Chest CT findings demonstrated that PTB lesions involved the left upper lobe in 7 cases (31.8%), left lower lobe in 2 cases (9.1%), right upper lobe in 10 cases (45.5%) and right middle lobe in 3 cases (13.6%). No lesions involved the right lower lobe. The largest size ranged between 1 and 5 cm in diameter and the mean value was 2.51 cm. The suspected malignant signs of lung cancer occurred at PTB lesions and included spiculated margins in 18 cases (81.8%), lobulation in 15 cases (68.2%), blood vessel convergence signs in 4 cases (18.2%), pleural indentation in 8 cases (36.4%), ground-glass shadow in 3 cases (13.6%), cavity in 3 cases (13.6%) and vacuole in 5 cases (22.7%; Table I). Different malignant signs of lung cancer could be detected in a single patient (Fig. 2). Considering the higher risk of malignancy, surgical wedge resection was performed in 17 patients, percutaneous transthoracic needle biopsy in 2 patients and transbronchial lung biopsy in 1 patient. Comparison of the assumed malignancy characteristics in patients with PTB against those with lung cancer (Table II) demonstrated that there were no significant differences between the 2 groups in terms of lobulation, blood vessel convergence signs, pleural indentation and ground-glass opacity (P>0.05). However, there was a significant difference in the frequency of spiculated margins (P=0.002); patients with PTB had a significantly higher frequency of spiculated margins than patients with lung cancer.

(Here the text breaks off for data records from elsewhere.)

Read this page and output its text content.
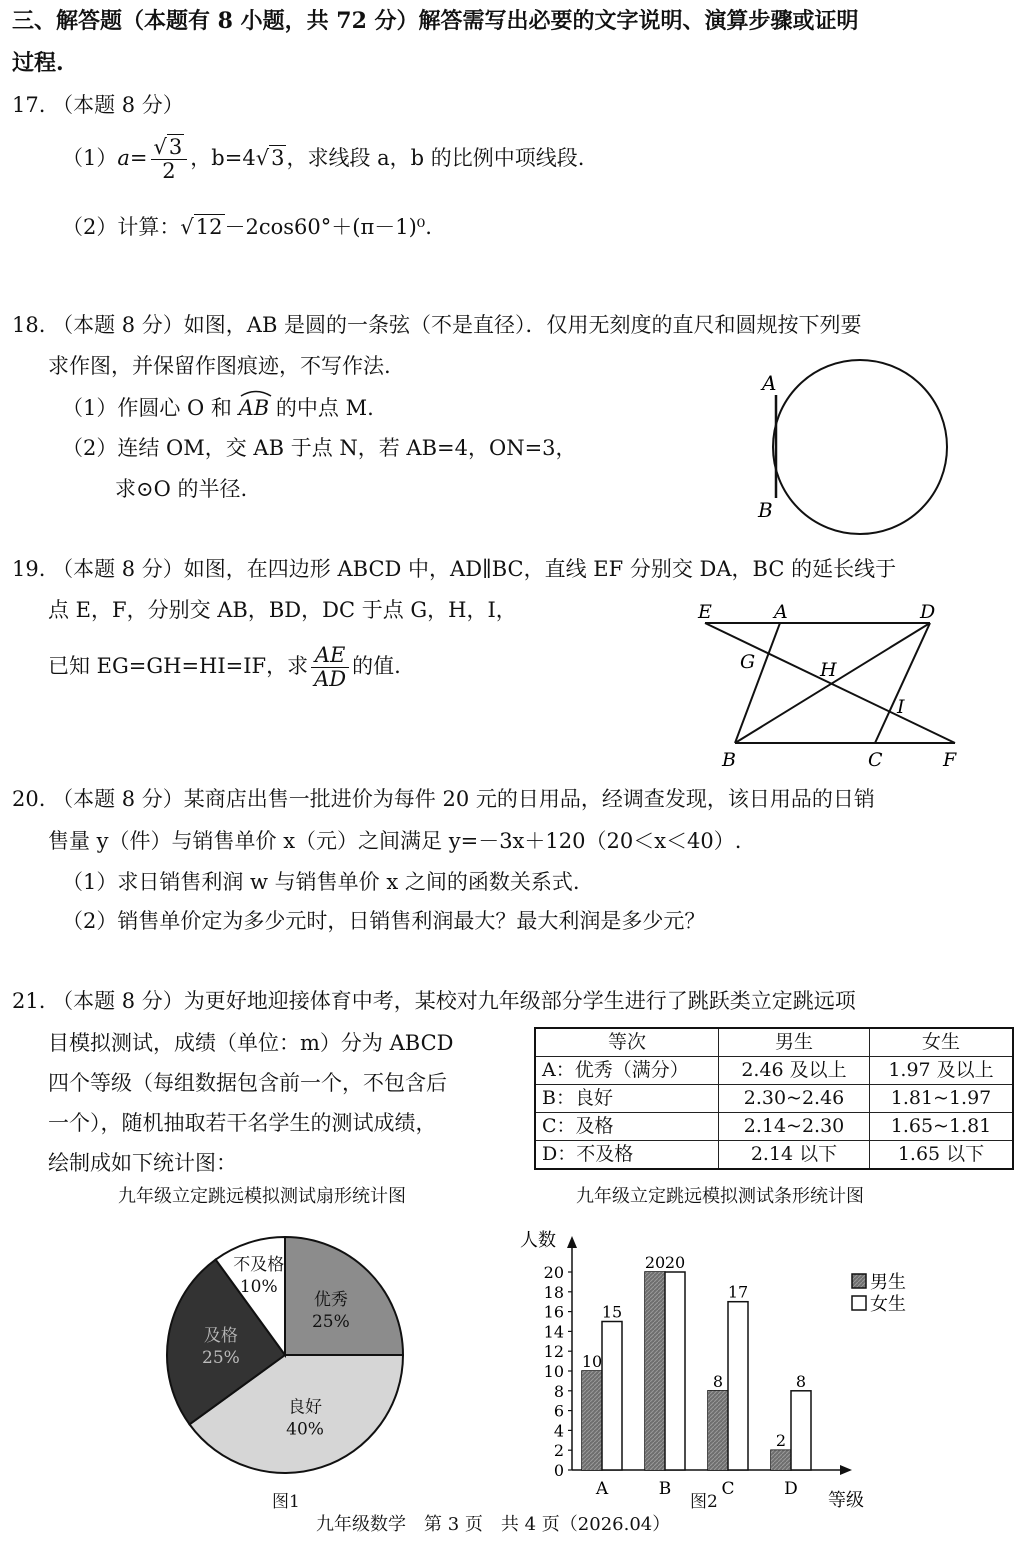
三、解答题（本题有 8 小题，共 72 分）解答需写出必要的文字说明、演算步骤或证明
过程.
17. （本题 8 分）
$(1)a= \frac{√3}{2}$ ，b=4√3，求线段 a，b 的比例中项线段.
（2）计算：√12－2cos60°＋(π－1)⁰.
18. （本题 8 分）如图，AB 是圆的一条弦（不是直径）．仅用无刻度的直尺和圆规按下列要
求作图，并保留作图痕迹，不写作法.
（1）作圆心 O 和
AB 的中点 M.
（2）连结 OM，交 AB 于点 N，若 AB=4，ON=3，
求⊙O 的半径.
A
B
19. （本题 8 分）如图，在四边形 ABCD 中，AD∥BC，直线 EF 分别交 DA，BC 的延长线于
点 E，F，分别交 AB，BD，DC 于点 G，H，I，
已知 EG=GH=HI=IF，求 $\frac{AE}{AD}$ 的值.
E	A	D
G	H
I
B	C	F
20. （本题 8 分）某商店出售一批进价为每件 20 元的日用品，经调查发现，该日用品的日销
售量 y（件）与销售单价 x（元）之间满足 y=－3x＋120（20＜x＜40）.
（1）求日销售利润 w 与销售单价 x 之间的函数关系式.
（2）销售单价定为多少元时，日销售利润最大？最大利润是多少元？
21. （本题 8 分）为更好地迎接体育中考，某校对九年级部分学生进行了跳跃类立定跳远项
目模拟测试，成绩（单位：m）分为 ABCD
四个等级（每组数据包含前一个，不包含后
一个），随机抽取若干名学生的测试成绩，
绘制成如下统计图：
等次	男生	女生
A：优秀（满分）	2.46 及以上	1.97 及以上
B：良好	2.30~2.46	1.81~1.97
C：及格	2.14~2.30	1.65~1.81
D：不及格	2.14 以下	1.65 以下
九年级立定跳远模拟测试扇形统计图	九年级立定跳远模拟测试条形统计图
优秀
25%
良好
40%
及格
25%
不及格
10%
人数
等级
0
2
4
6
8
10
12
14
16
18
20
10
15
A
20 20
B
8
17
C
2
8
D
男生
女生
图1	图2
九年级数学　第 3 页　共 4 页（2026.04）
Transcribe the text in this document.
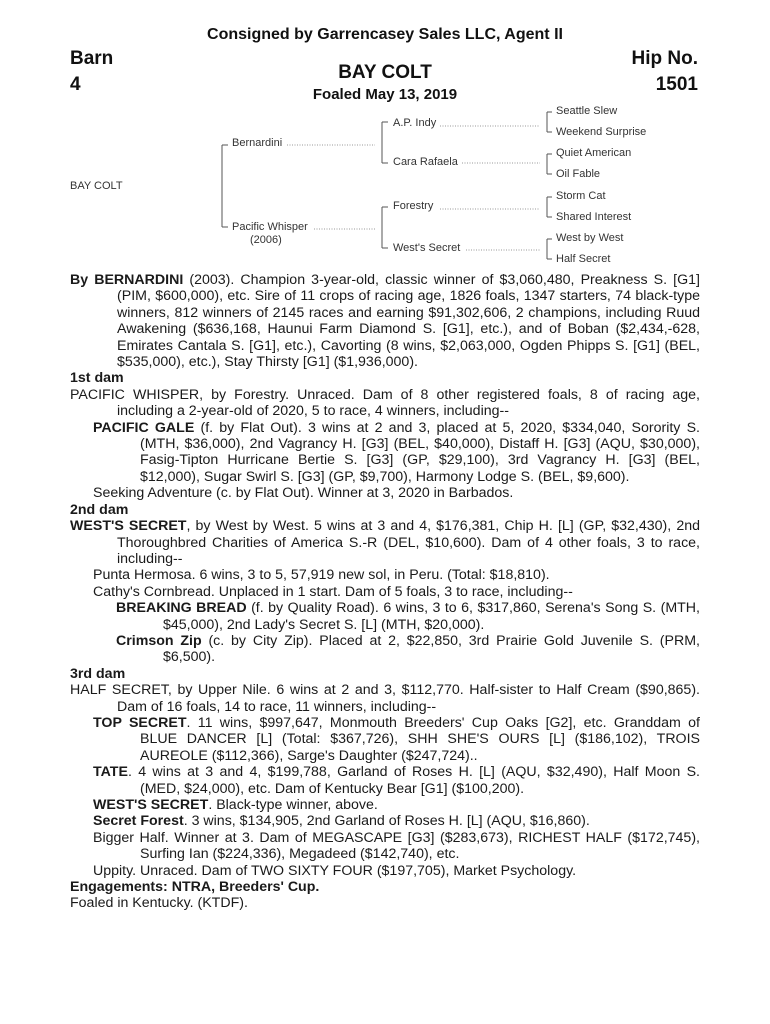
Consigned by Garrencasey Sales LLC, Agent II
Barn
4
Hip No.
1501
BAY COLT
Foaled May 13, 2019
BAY COLT
Bernardini
Pacific Whisper
(2006)
A.P. Indy
Cara Rafaela
Forestry
West's Secret
Seattle Slew
Weekend Surprise
Quiet American
Oil Fable
Storm Cat
Shared Interest
West by West
Half Secret

By BERNARDINI (2003). Champion 3-year-old, classic winner of $3,060,480, Preakness S. [G1] (PIM, $600,000), etc. Sire of 11 crops of racing age, 1826 foals, 1347 starters, 74 black-type winners, 812 winners of 2145 races and earning $91,302,606, 2 champions, including Ruud Awakening ($636,168, Haunui Farm Diamond S. [G1], etc.), and of Boban ($2,434,-628, Emirates Cantala S. [G1], etc.), Cavorting (8 wins, $2,063,000, Ogden Phipps S. [G1] (BEL, $535,000), etc.), Stay Thirsty [G1] ($1,936,000).

1st dam

PACIFIC WHISPER, by Forestry. Unraced. Dam of 8 other registered foals, 8 of racing age, including a 2-year-old of 2020, 5 to race, 4 winners, including--

PACIFIC GALE (f. by Flat Out). 3 wins at 2 and 3, placed at 5, 2020, $334,040, Sorority S. (MTH, $36,000), 2nd Vagrancy H. [G3] (BEL, $40,000), Distaff H. [G3] (AQU, $30,000), Fasig-Tipton Hurricane Bertie S. [G3] (GP, $29,100), 3rd Vagrancy H. [G3] (BEL, $12,000), Sugar Swirl S. [G3] (GP, $9,700), Harmony Lodge S. (BEL, $9,600).

Seeking Adventure (c. by Flat Out). Winner at 3, 2020 in Barbados.

2nd dam

WEST'S SECRET, by West by West. 5 wins at 3 and 4, $176,381, Chip H. [L] (GP, $32,430), 2nd Thoroughbred Charities of America S.-R (DEL, $10,600). Dam of 4 other foals, 3 to race, including--

Punta Hermosa. 6 wins, 3 to 5, 57,919 new sol, in Peru. (Total: $18,810).

Cathy's Cornbread. Unplaced in 1 start. Dam of 5 foals, 3 to race, including--

BREAKING BREAD (f. by Quality Road). 6 wins, 3 to 6, $317,860, Serena's Song S. (MTH, $45,000), 2nd Lady's Secret S. [L] (MTH, $20,000).

Crimson Zip (c. by City Zip). Placed at 2, $22,850, 3rd Prairie Gold Juvenile S. (PRM, $6,500).

3rd dam

HALF SECRET, by Upper Nile. 6 wins at 2 and 3, $112,770. Half-sister to Half Cream ($90,865). Dam of 16 foals, 14 to race, 11 winners, including--

TOP SECRET. 11 wins, $997,647, Monmouth Breeders' Cup Oaks [G2], etc. Granddam of BLUE DANCER [L] (Total: $367,726), SHH SHE'S OURS [L] ($186,102), TROIS AUREOLE ($112,366), Sarge's Daughter ($247,724)..

TATE. 4 wins at 3 and 4, $199,788, Garland of Roses H. [L] (AQU, $32,490), Half Moon S. (MED, $24,000), etc. Dam of Kentucky Bear [G1] ($100,200).

WEST'S SECRET. Black-type winner, above.

Secret Forest. 3 wins, $134,905, 2nd Garland of Roses H. [L] (AQU, $16,860).

Bigger Half. Winner at 3. Dam of MEGASCAPE [G3] ($283,673), RICHEST HALF ($172,745), Surfing Ian ($224,336), Megadeed ($142,740), etc.

Uppity. Unraced. Dam of TWO SIXTY FOUR ($197,705), Market Psychology.

Engagements: NTRA, Breeders' Cup.

Foaled in Kentucky. (KTDF).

Of the 36 patients that underwent PET-CT, 9 patients (25%) were confirmed as PTB and 27 (75%) were diagnosed with lung cancer. Although an SUV_max >2.5 was generally considered to be a diagnostic threshold strongly indicating malignancy, the SUV_max values in all 36 patients were >2.5 (Fig. 3). Comparatively, patients with PTB had a lower mean SUV_max than those with lung cancer; 5.99±2.66 vs. 10.09±5.38 (P=0.036; Table II). An ROC curve with a statistically significant area under the curve was obtained (0.759; 95% confidence interval 0.595–0.924; P=0.021). From the ROC curve, an SUV_max could be obtained that provided optimal sensitivity and specificity for the current study (Fig. 4). With an SUV_max cut-off of 8.45, the sensitivity and specificity of PET-CT in distinguishing between PTB and lung cancer were 63.0 and 88.9%, respectively (Fig. 4). These analyses indicated that an SUV_max cut-off of 8.45 improved the specificity of PET-CT for differentiating between PTB and lung cancer than the conventional SUV_max cut-off value of 2.5.